Understand why we compute the LU and how it is used to solve Ax = b
for different b's once it has been computed.
- Implementation Issues Understand how (and why) we compute
and store both L and U in the same matrix, not explicitly storing
0s or the 1s on the diagonal of L. Understand why we do not literally
swap rows (and what we do instead to keep track of such swaps).
- Residual Know how to compute the residual for a solution
and know how (together with the condition number) to interpret it.

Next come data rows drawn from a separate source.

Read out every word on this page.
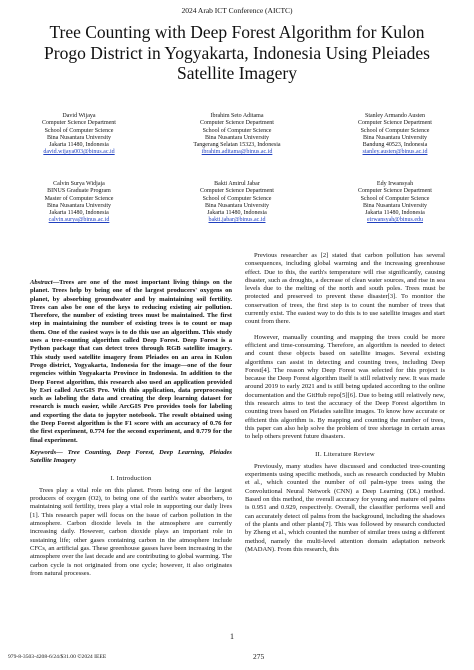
2024 Arab ICT Conference (AICTC)
Tree Counting with Deep Forest Algorithm for Kulon Progo District in Yogyakarta, Indonesia Using Pleiades Satellite Imagery
David Wijaya
Computer Science Department
School of Computer Science
Bina Nusantara University
Jakarta 11480, Indonesia
david.wijaya003@binus.ac.id
Ibrahim Seto Aditama
Computer Science Department
School of Computer Science
Bina Nusantara University
Tangerang Selatan 15323, Indonesia
ibrahim.aditama@binus.ac.id
Stanley Armando Austen
Computer Science Department
School of Computer Science
Bina Nusantara University
Bandung 40523, Indonesia
stanley.austen@binus.ac.id
Calvin Surya Widjaja
BINUS Graduate Program
Master of Computer Science
Bina Nusantara University
Jakarta 11480, Indonesia
calvin.surya@binus.ac.id
Bakti Amirul Jabar
Computer Science Department
School of Computer Science
Bina Nusantara University
Jakarta 11480, Indonesia
bakti.jabar@binus.ac.id
Edy Irwansyah
Computer Science Department
School of Computer Science
Bina Nusantara University
Jakarta 11480, Indonesia
eirwansyah@binus.edu
Abstract—Trees are one of the most important living things on the planet. Trees help by being one of the largest producers' oxygens on planet, by absorbing groundwater and by maintaining soil fertility. Trees can also be one of the keys to reducing existing air pollution. Therefore, the number of existing trees must be maintained. The first step in maintaining the number of existing trees is to count or map them. One of the easiest ways is to do this use an algorithm. This study uses a tree-counting algorithm called Deep Forest. Deep Forest is a Python package that can detect trees through RGB satellite imagery. This study used satellite imagery from Pleiades on an area in Kulon Progo district, Yogyakarta, Indonesia for the image—one of the four regencies within Yogyakarta Province in Indonesia. In addition to the Deep Forest algorithm, this research also used an application provided by Esri called ArcGIS Pro. With this application, data preprocessing such as labeling the data and creating the deep learning dataset for research is much easier, while ArcGIS Pro provides tools for labeling and exporting the data to jupyter notebook. The result obtained using the Deep Forest algorithm is the F1 score with an accuracy of 0.76 for the first experiment, 0.774 for the second experiment, and 0.779 for the final experiment.
Keywords— Tree Counting, Deep Forest, Deep Learning, Pleiades Satellite Imagery
I. Introduction

Trees play a vital role on this planet. From being one of the largest producers of oxygen (O2), to being one of the earth's water absorbers, to maintaining soil fertility, trees play a vital role in supporting our daily lives [1]. This research paper will focus on the issue of carbon pollution in the atmosphere. Carbon dioxide levels in the atmosphere are currently increasing daily. However, carbon dioxide plays an important role in sustaining life; other gases containing carbon in the atmosphere include CFCs, an artificial gas. These greenhouse gasses have been increasing in the atmosphere over the last decade and are contributing to global warming. The carbon cycle is not originated from one cycle; however, it also originates from natural processes.

Previous researcher as [2] stated that carbon pollution has several consequences, including global warming and the increasing greenhouse effect. Due to this, the earth's temperature will rise significantly, causing disaster, such as droughts, a decrease of clean water sources, and rise in sea levels due to the melting of the north and south poles. Trees must be protected and preserved to prevent these disaster[3]. To monitor the conservation of trees, the first step is to count the number of trees that currently exist. The easiest way to do this is to use satellite images and start count from there.

However, manually counting and mapping the trees could be more efficient and time-consuming. Therefore, an algorithm is needed to detect and count these objects based on satellite images. Several existing algorithms can assist in detecting and counting trees, including Deep Forest[4]. The reason why Deep Forest was selected for this project is because the Deep Forest algorithm itself is still relatively new. It was made around 2019 to early 2021 and is still being updated according to the online documentation and the GitHub repo[5][6]. Due to being still relatively new, this research aims to test the accuracy of the Deep Forest algorithm in counting trees based on Pleiades satellite images. To know how accurate or efficient this algorithm is. By mapping and counting the number of trees, this paper can also help solve the problem of tree shortage in certain areas to help others prevent future disasters.

II. Literature Review

Previously, many studies have discussed and conducted tree-counting experiments using specific methods, such as research conducted by Mubin et al., which counted the number of oil palm-type trees using the Convolutional Neural Network (CNN) a Deep Learning (DL) method. Based on this method, the overall accuracy for young and mature oil palms is 0.951 and 0.929, respectively. Overall, the classifier performs well and can accurately detect oil palms from the background, including the shadows of the plants and other plants[7]. This was followed by research conducted by Zheng et al., which counted the number of similar trees using a different method, namely the multi-level attention domain adaptation network (MADAN). From this research, this

1
979-8-3503-4208-6/24/$31.00 ©2024 IEEE	275
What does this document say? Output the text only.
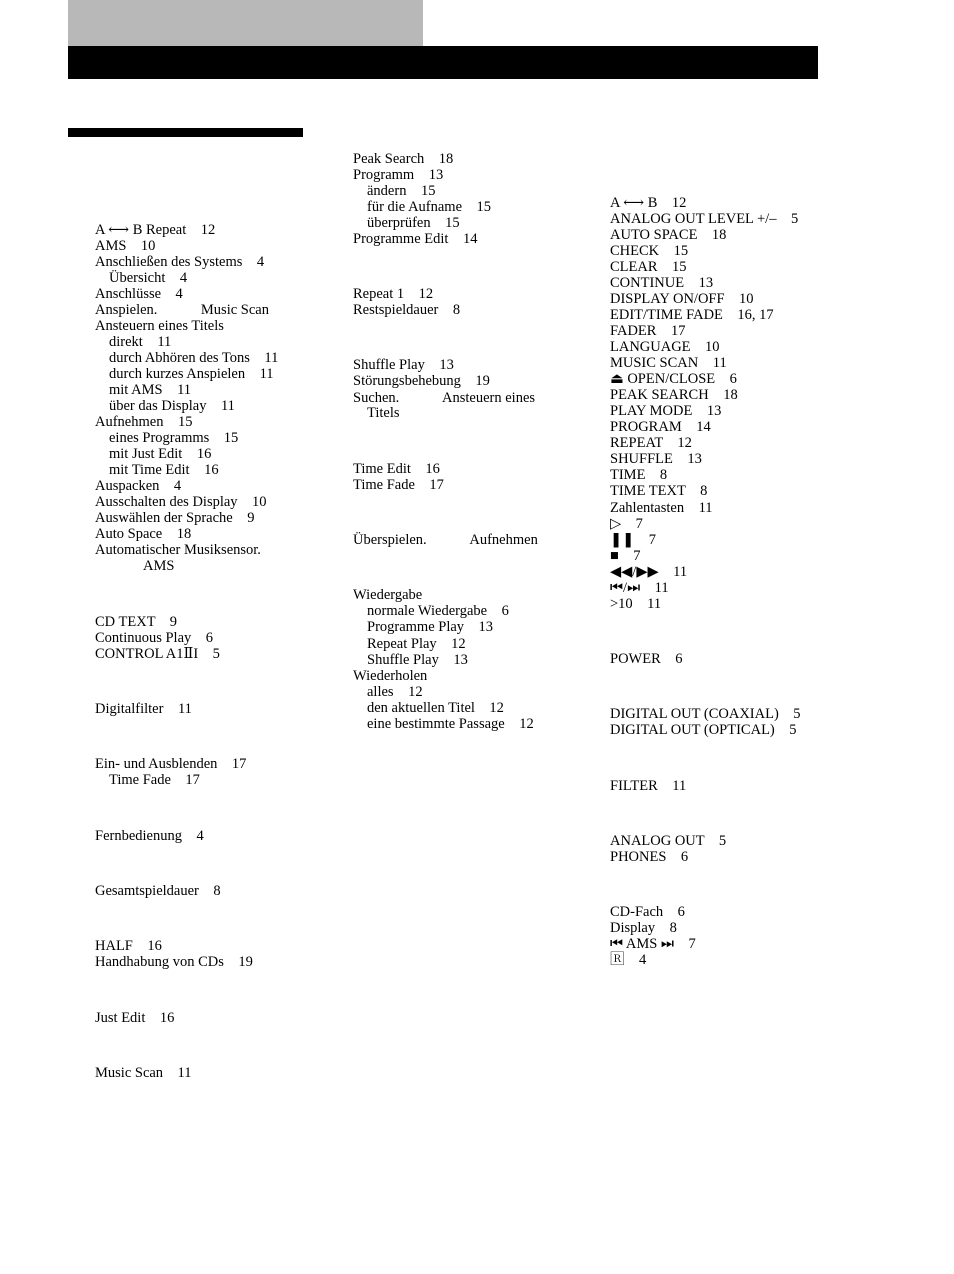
A ⟷ B Repeat    12
AMS    10
Anschließen des Systems    4
Übersicht    4
Anschlüsse    4
Anspielen.            Music Scan
Ansteuern eines Titels
direkt    11
durch Abhören des Tons    11
durch kurzes Anspielen    11
mit AMS    11
über das Display    11
Aufnehmen    15
eines Programms    15
mit Just Edit    16
mit Time Edit    16
Auspacken    4
Ausschalten des Display    10
Auswählen der Sprache    9
Auto Space    18
Automatischer Musiksensor.
AMS
CD TEXT    9
Continuous Play    6
CONTROL A1ⅡI    5
Digitalfilter    11
Ein- und Ausblenden    17
Time Fade    17
Fernbedienung    4
Gesamtspieldauer    8
HALF    16
Handhabung von CDs    19
Just Edit    16
Music Scan    11
Peak Search    18
Programm    13
ändern    15
für die Aufname    15
überprüfen    15
Programme Edit    14
Repeat 1    12
Restspieldauer    8
Shuffle Play    13
Störungsbehebung    19
Suchen.            Ansteuern eines
Titels
Time Edit    16
Time Fade    17
Überspielen.            Aufnehmen
Wiedergabe
normale Wiedergabe    6
Programme Play    13
Repeat Play    12
Shuffle Play    13
Wiederholen
alles    12
den aktuellen Titel    12
eine bestimmte Passage    12
A ⟷ B    12
ANALOG OUT LEVEL +/–    5
AUTO SPACE    18
CHECK    15
CLEAR    15
CONTINUE    13
DISPLAY ON/OFF    10
EDIT/TIME FADE    16, 17
FADER    17
LANGUAGE    10
MUSIC SCAN    11
⏏ OPEN/CLOSE    6
PEAK SEARCH    18
PLAY MODE    13
PROGRAM    14
REPEAT    12
SHUFFLE    13
TIME    8
TIME TEXT    8
Zahlentasten    11
▷    7
❚❚    7
■    7
◀◀/▶▶    11
⏮/⏭    11
>10    11
POWER    6
DIGITAL OUT (COAXIAL)    5
DIGITAL OUT (OPTICAL)    5
FILTER    11
ANALOG OUT    5
PHONES    6
CD-Fach    6
Display    8
⏮ AMS ⏭    7
🅁    4
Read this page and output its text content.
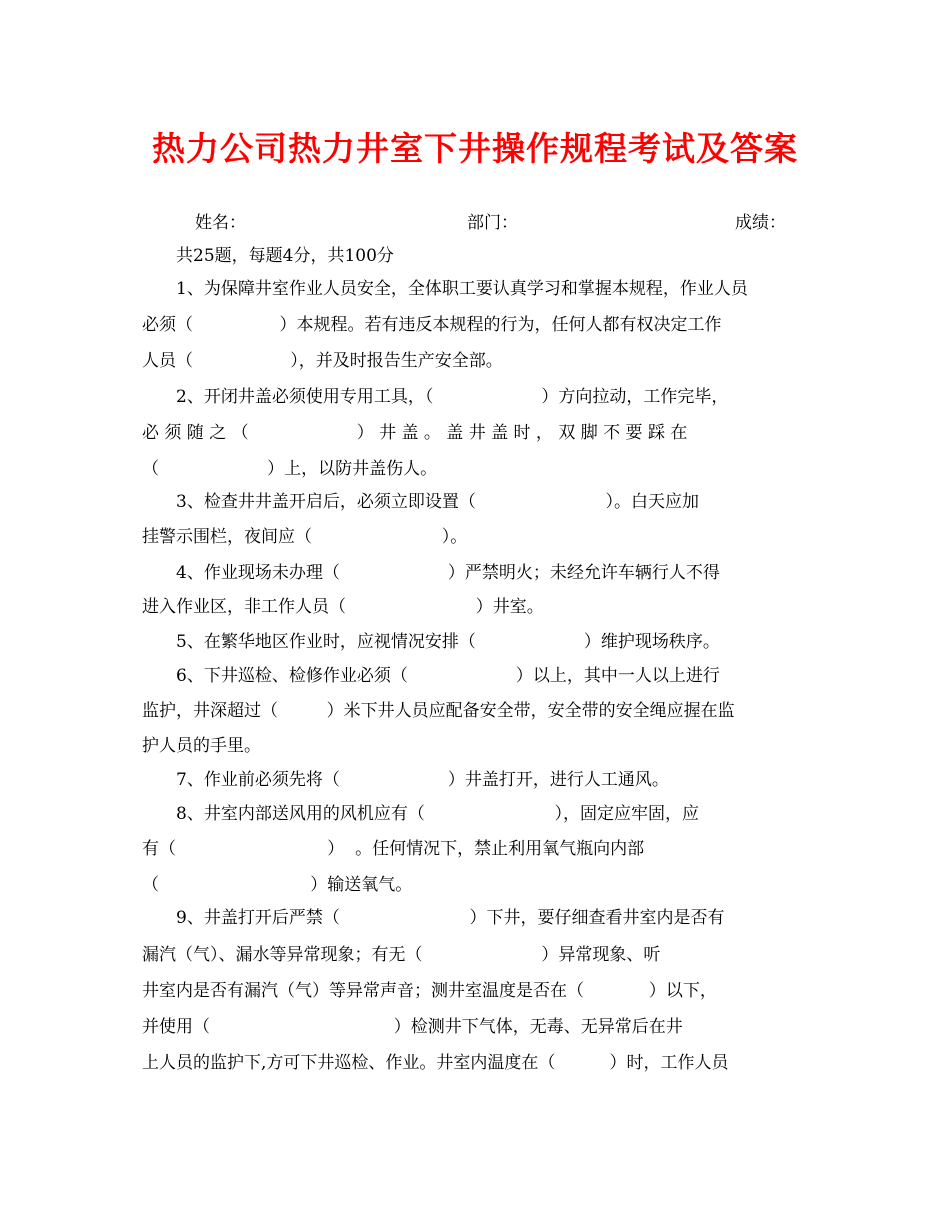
热力公司热力井室下井操作规程考试及答案
姓名：	部门：	成绩：
共25题，每题4分，共100分
1、为保障井室作业人员安全，全体职工要认真学习和掌握本规程，作业人员
必须（                ）本规程。若有违反本规程的行为，任何人都有权决定工作
人员（                  ），并及时报告生产安全部。
2、开闭井盖必须使用专用工具，（                    ）方向拉动，工作完毕，
必 须 随 之 （                    ） 井 盖 。 盖 井 盖 时 ， 双 脚 不 要 踩 在
（                    ）上，以防井盖伤人。
3、检查井井盖开启后，必须立即设置（                        ）。白天应加
挂警示围栏，夜间应（                        ）。
4、作业现场未办理（                    ）严禁明火；未经允许车辆行人不得
进入作业区，非工作人员（                        ）井室。
5、在繁华地区作业时，应视情况安排（                    ）维护现场秩序。
6、下井巡检、检修作业必须（                    ）以上，其中一人以上进行
监护，井深超过（         ）米下井人员应配备安全带，安全带的安全绳应握在监
护人员的手里。
7、作业前必须先将（                    ）井盖打开，进行人工通风。
8、井室内部送风用的风机应有（                        ），固定应牢固，应
有（                            ）  。任何情况下，禁止利用氧气瓶向内部
（                            ）输送氧气。
9、井盖打开后严禁（                        ）下井，要仔细查看井室内是否有
漏汽（气）、漏水等异常现象；有无（                      ）异常现象、听
井室内是否有漏汽（气）等异常声音；测井室温度是否在（            ）以下，
并使用（                                  ）检测井下气体，无毒、无异常后在井
上人员的监护下,方可下井巡检、作业。井室内温度在（          ）时，工作人员
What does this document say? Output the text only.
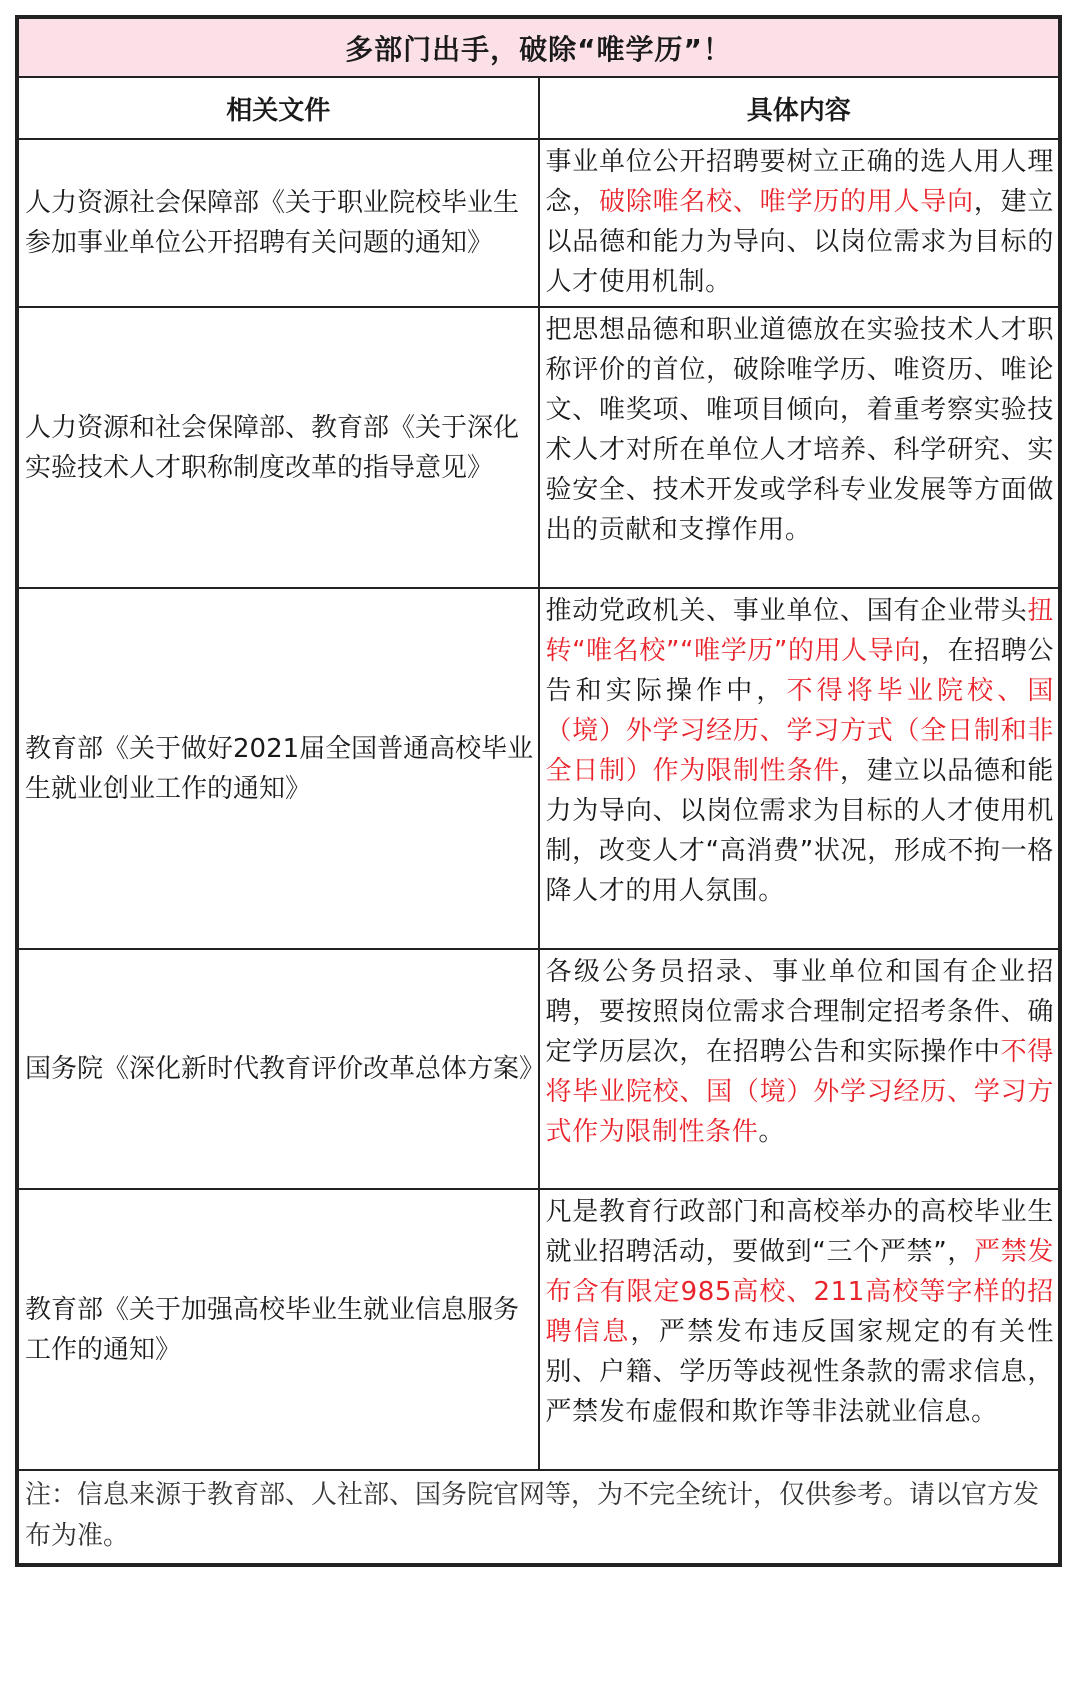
多部门出手，破除“唯学历”！	
相关文件	具体内容
人力资源社会保障部《关于职业院校毕业生参加事业单位公开招聘有关问题的通知》	事业单位公开招聘要树立正确的选人用人理念，破除唯名校、唯学历的用人导向，建立以品德和能力为导向、以岗位需求为目标的人才使用机制。
人力资源和社会保障部、教育部《关于深化实验技术人才职称制度改革的指导意见》	把思想品德和职业道德放在实验技术人才职称评价的首位，破除唯学历、唯资历、唯论文、唯奖项、唯项目倾向，着重考察实验技术人才对所在单位人才培养、科学研究、实验安全、技术开发或学科专业发展等方面做出的贡献和支撑作用。
教育部《关于做好2021届全国普通高校毕业生就业创业工作的通知》	推动党政机关、事业单位、国有企业带头扭转“唯名校”“唯学历”的用人导向，在招聘公告和实际操作中，不得将毕业院校、国（境）外学习经历、学习方式（全日制和非全日制）作为限制性条件，建立以品德和能力为导向、以岗位需求为目标的人才使用机制，改变人才“高消费”状况，形成不拘一格降人才的用人氛围。
国务院《深化新时代教育评价改革总体方案》	各级公务员招录、事业单位和国有企业招聘，要按照岗位需求合理制定招考条件、确定学历层次，在招聘公告和实际操作中不得将毕业院校、国（境）外学习经历、学习方式作为限制性条件。
教育部《关于加强高校毕业生就业信息服务工作的通知》	凡是教育行政部门和高校举办的高校毕业生就业招聘活动，要做到“三个严禁”，严禁发布含有限定985高校、211高校等字样的招聘信息，严禁发布违反国家规定的有关性别、户籍、学历等歧视性条款的需求信息，严禁发布虚假和欺诈等非法就业信息。
注：信息来源于教育部、人社部、国务院官网等，为不完全统计，仅供参考。请以官方发布为准。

- Iterative Refinement (Improvement) Know how to perform
iterative refinement on a solution.
- Iterative Methods Know the Jacobi and Gauss-Seidel algorithms
for solving systems of equations iteratively. Know about
the concept of diagonal dominance and how it relates to
the convergence of these methods.
- Eigenvalues and Eigenvectors Know the definitions and the
traditional (linear algebra) way of computing them. Be able to
explain the numerical problems posed by this way of computing.
- Localizing Eigenvalues Know the relationship beween "where"
eigenvalues reside in the complex plane and the norm of the matrix;
know how to compute Gershgorin circles and what they tell you about
where eigenvalues are.
- Iterative Methods for Computing Eigenvalues Know the
Power Iteration, Normalized Power Iteration, and Inverse Iteration
algorithms and what each finds. Understand why normalization is
used; know the limitations of these methods.
Ch. 4 Review Problems: pages 205 - 207 #4.20, 4.30, 4.41, 4.44,
4.46; pages 208 - 209 #4.3 (a) - (f), 4.16.